ECLI:NL:HR:2011:BU3103

Hoge Raad

Datum uitspraak
23 december 2011
Publicatiedatum
5 april 2013
Zaaknummer
10/04942
Instantie
Hoge Raad
Type
Uitspraak
Rechtsgebied
Civiel recht
Procedures
  • Cassatie
Vindplaatsen
  • Rechtspraak.nl
AI samenvatting door LexboostAutomatisch gegenereerd

Huurrecht en ontbinding van huurcontract wegens hennepkwekerij

In deze zaak heeft de Hoge Raad op 23 december 2011 uitspraak gedaan in een cassatieprocedure betreffende een vordering tot ontbinding van een huurcontract. De eiser, die thans zonder bekende woon- of verblijfplaats is, heeft cassatie ingesteld tegen de stichting Wooncompagnie, die als verweerster optreedt. De zaak betreft een huurwoning waarin een hennepkwekerij werd geëxploiteerd, wat aanleiding gaf tot de ontbinding van de huurovereenkomst op basis van artikel 6:265 lid 1 van het Burgerlijk Wetboek. De Hoge Raad verwijst naar eerdere vonnissen van de kantonrechter te Alkmaar en een arrest van het gerechtshof te Amsterdam, waartegen de eiser beroep in cassatie heeft ingesteld. De advocaat-generaal J.L.R.A. Huydecoper heeft geconcludeerd tot verwerping van het beroep. De Hoge Raad heeft het beroep verworpen en de eiser veroordeeld in de kosten van het geding in cassatie, die zijn begroot op € 771,34 aan verschotten en € 2.200,-- voor salaris. De Hoge Raad oordeelt dat de klachten van de eiser niet tot cassatie kunnen leiden en dat nadere motivering niet nodig is, aangezien de klachten geen rechtsvragen in het belang van de rechtseenheid of rechtsontwikkeling oproepen.

Uitspraak

23 december 2011
Eerste Kamer
10/04942
EE/LZ
Hoge Raad der Nederlanden
Arrest
in de zaak van:
[Eiser],
thans zonder bekende woon- of verblijfplaats,
EISER tot cassatie,
advocaat: mr. G.S.A.J. Koot-Kuis,
t e g e n
de stichting STICHTING VOLKSHUISVESTINGSGROEP WOONCOMPAGNIE,
gevestigd te Schagen,
VERWEERSTER in cassatie,
advocaten: mr.

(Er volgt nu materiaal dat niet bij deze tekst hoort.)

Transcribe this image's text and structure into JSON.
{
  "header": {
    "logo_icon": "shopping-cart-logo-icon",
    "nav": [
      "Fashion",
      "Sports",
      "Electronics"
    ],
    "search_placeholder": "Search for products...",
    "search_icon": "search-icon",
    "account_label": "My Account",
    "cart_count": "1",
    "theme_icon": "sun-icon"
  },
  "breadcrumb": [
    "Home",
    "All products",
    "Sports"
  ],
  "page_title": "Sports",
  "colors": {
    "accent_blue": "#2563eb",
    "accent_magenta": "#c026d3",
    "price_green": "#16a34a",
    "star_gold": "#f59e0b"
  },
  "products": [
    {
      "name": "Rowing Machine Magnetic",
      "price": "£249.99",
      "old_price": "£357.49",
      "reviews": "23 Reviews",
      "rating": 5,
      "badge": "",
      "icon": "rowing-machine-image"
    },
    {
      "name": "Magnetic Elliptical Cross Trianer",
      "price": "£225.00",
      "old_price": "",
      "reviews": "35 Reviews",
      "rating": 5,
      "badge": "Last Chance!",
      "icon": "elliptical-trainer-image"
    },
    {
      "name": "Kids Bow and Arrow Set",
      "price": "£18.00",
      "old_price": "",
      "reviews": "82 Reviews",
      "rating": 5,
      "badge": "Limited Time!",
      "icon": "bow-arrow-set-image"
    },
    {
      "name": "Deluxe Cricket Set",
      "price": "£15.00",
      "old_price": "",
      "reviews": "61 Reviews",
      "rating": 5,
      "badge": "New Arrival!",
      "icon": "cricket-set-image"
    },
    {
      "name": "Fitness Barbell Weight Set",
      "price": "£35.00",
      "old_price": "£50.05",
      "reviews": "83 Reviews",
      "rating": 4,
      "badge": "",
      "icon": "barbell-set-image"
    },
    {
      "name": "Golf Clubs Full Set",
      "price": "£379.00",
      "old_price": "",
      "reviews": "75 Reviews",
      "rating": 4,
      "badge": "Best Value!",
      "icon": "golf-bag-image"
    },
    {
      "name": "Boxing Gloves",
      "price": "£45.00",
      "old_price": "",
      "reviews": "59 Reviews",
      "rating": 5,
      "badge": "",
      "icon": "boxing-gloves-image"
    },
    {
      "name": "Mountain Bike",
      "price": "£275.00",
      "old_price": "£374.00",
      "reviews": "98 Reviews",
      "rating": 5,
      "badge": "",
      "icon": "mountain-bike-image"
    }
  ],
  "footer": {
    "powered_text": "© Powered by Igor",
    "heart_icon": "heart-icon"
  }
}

G.R. den Dekker en mr. E.J. Schiebroek.
Partijen zullen hierna ook worden aangeduid als [eiser] en Wooncompagnie.
1. Het geding in feitelijke instanties
Voor het verloop van het geding in feitelijke instanties verwijst de Hoge Raad naar de navolgende stukken:
a. de vonnissen in de zaak 302162 CV EXPL 09-3263 van de kantonrechter te Alkmaar van 19 augustus 2009 en 3 februari 2010;
b. het arrest in de zaak 200.058.127/01 van het gerechtshof te Amsterdam van 10 augustus 2010.
Het arrest van het hof is aan dit arrest gehecht.
2. Het geding in cassatie
Tegen het arrest van het hof heeft [eiser] beroep in cassatie ingesteld. De cassatiedagvaarding is aan dit arrest gehecht en maakt daarvan deel uit.
Wooncompagnie heeft geconcludeerd tot verwerping van het beroep.
De zaak is voor partijen toegelicht door hun advocaten.
De conclusie van de Advocaat-Generaal J.L.R.A. Huydecoper strekt tot verwerping.
3. Beoordeling van het middel
De in het middel aangevoerde klachten kunnen niet tot cassatie leiden. Zulks behoeft, gezien art. 81 RO, geen nadere motivering nu de klachten niet nopen tot beantwoording van rechtsvragen in het belang van de rechtseenheid of de rechtsontwikkeling.
4. Beslissing
De Hoge Raad:
verwerpt het beroep;
veroordeelt [eiser] in de kosten van het geding in cassatie, tot op deze uitspraak aan de zijde van Wooncompagnie begroot op € 771,34 aan verschotten en € 2.200,-- voor salaris.
Dit arrest is gewezen door de raadsheren A.M.J. van Buchem-Spapens, als voorzitter, W.A.M. van Schendel en C.A. Streefkerk, en in het openbaar uitgesproken door de raadsheer J.C. van Oven op 23 december 2011.